Given recent current events, I've been thinking a bit about police states. I've had the opportunity in the last year and a half, to live in a place where people lived under martial law not so long ago. (Martial law was lifted in 1987.)
I don't know much about the experiences of people under martial law, because people are very reticent to talk about it, or politics in general. I asked someone once, why people don't like to talk about politics here, and they said "Because it shows what kind of person you are." I don't know if this is true for everyone, but I thought it was an interesting viewpoint nonetheless.
All of my students and teachers have all been very reluctant to talk about politics. They will a little, I usually have some idea of their political leanings, however, there's always a sense of restraint and figurative (or sometimes literal) looking over one's shoulder before speaking. You just get the sense that someone might be listening, that something might happen to you. And even to me (a relatively privileged outsider) it feels pretty real. I use an American-centric textbook with my adult class, so there's lots of opportunities for political discussion and such.
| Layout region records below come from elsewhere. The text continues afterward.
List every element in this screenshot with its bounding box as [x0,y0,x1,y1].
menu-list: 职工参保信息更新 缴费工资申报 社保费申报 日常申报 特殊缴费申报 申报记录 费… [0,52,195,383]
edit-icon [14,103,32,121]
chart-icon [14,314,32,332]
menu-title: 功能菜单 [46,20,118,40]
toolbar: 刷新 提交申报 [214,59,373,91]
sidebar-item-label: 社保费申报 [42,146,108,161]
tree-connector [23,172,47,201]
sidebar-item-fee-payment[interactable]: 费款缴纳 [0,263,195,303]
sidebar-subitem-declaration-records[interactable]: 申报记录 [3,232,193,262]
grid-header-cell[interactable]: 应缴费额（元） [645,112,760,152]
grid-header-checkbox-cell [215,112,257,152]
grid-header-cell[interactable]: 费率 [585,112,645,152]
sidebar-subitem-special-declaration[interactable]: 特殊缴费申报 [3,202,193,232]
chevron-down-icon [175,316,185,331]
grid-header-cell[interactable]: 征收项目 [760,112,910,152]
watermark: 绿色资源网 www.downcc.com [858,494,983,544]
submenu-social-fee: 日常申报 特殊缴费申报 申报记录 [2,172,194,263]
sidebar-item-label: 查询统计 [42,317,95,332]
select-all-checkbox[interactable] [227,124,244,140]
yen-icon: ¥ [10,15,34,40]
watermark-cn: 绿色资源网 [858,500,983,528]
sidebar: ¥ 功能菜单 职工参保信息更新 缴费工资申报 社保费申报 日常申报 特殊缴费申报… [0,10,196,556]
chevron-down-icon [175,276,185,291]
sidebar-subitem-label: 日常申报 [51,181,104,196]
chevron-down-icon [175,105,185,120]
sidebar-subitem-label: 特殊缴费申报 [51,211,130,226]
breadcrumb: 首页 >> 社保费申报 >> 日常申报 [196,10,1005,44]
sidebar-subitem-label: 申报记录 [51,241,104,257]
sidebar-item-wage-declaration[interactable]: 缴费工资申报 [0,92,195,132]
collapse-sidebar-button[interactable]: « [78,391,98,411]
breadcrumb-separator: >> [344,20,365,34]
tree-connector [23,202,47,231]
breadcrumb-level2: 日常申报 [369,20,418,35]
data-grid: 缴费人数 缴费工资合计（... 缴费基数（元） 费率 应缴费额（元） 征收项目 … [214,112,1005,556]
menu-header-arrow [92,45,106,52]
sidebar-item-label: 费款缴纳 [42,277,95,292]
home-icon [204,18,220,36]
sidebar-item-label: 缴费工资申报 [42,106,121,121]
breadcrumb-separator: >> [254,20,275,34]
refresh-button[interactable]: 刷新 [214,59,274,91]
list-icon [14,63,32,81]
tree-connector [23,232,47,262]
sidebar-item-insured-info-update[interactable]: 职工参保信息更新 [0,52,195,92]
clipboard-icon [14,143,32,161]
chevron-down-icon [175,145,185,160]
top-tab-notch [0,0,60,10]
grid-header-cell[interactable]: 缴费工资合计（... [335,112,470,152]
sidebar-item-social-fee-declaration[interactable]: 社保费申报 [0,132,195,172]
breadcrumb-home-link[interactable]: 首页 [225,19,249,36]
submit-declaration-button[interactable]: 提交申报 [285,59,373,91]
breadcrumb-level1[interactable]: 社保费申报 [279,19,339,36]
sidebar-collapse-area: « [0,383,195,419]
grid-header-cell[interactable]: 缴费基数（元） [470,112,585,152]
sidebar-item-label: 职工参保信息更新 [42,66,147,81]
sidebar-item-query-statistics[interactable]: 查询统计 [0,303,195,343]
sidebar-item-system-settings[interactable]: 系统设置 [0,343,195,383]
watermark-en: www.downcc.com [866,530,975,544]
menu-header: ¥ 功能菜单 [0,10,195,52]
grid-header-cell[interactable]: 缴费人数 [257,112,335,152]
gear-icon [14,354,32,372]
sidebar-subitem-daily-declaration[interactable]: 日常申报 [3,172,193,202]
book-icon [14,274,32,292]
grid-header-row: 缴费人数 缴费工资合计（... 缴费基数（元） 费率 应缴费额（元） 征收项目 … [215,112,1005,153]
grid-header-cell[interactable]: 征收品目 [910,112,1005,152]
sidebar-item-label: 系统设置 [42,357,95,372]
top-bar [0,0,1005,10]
I don't think the authors allowed for teaching it in a place where discussing politics openly among relative strangers is not an option, or at least not a comfortable one.
I'm not saying people aren't interested in politics, most people I've met clearly have opinions. Some people I've met go to rallies and things with very little trepidation. But at the same time, it seems like a lot of views on politics are understood and not necessarily spoken about. Maybe because, people are never sure what might happen. Or maybe what could happen.
So, anyway, police states. Is America a police state yet? I don't think it is, yet. We may not be as free as we think we are, and quite frankly most of America is too busy watching American Idol to care, but I still think the very American sense of entitlement is still fairly free. The average American is may be having our rights stripped from us, but we're not looking over our shoulders, yet. And when we are deprived of the freedom we feel entitled to we feel indignant. Being deprived of rights has not become the status quo, yet. (For those of you who noticed that I have used the word yet four times in one paragraph, congratulations. You have won the Literature Major Close Reading Prize.)
Disclaimer: My observations are, as always, necessarily limited by my status as a (lower) middle class, college educated, light skinned, Northeast Asian American, English speaking person. (Yes, I realize I lack in the realness department.) For those who feel that I am not telling it like it is, please feel free to let me know. I can only tell it like I see it.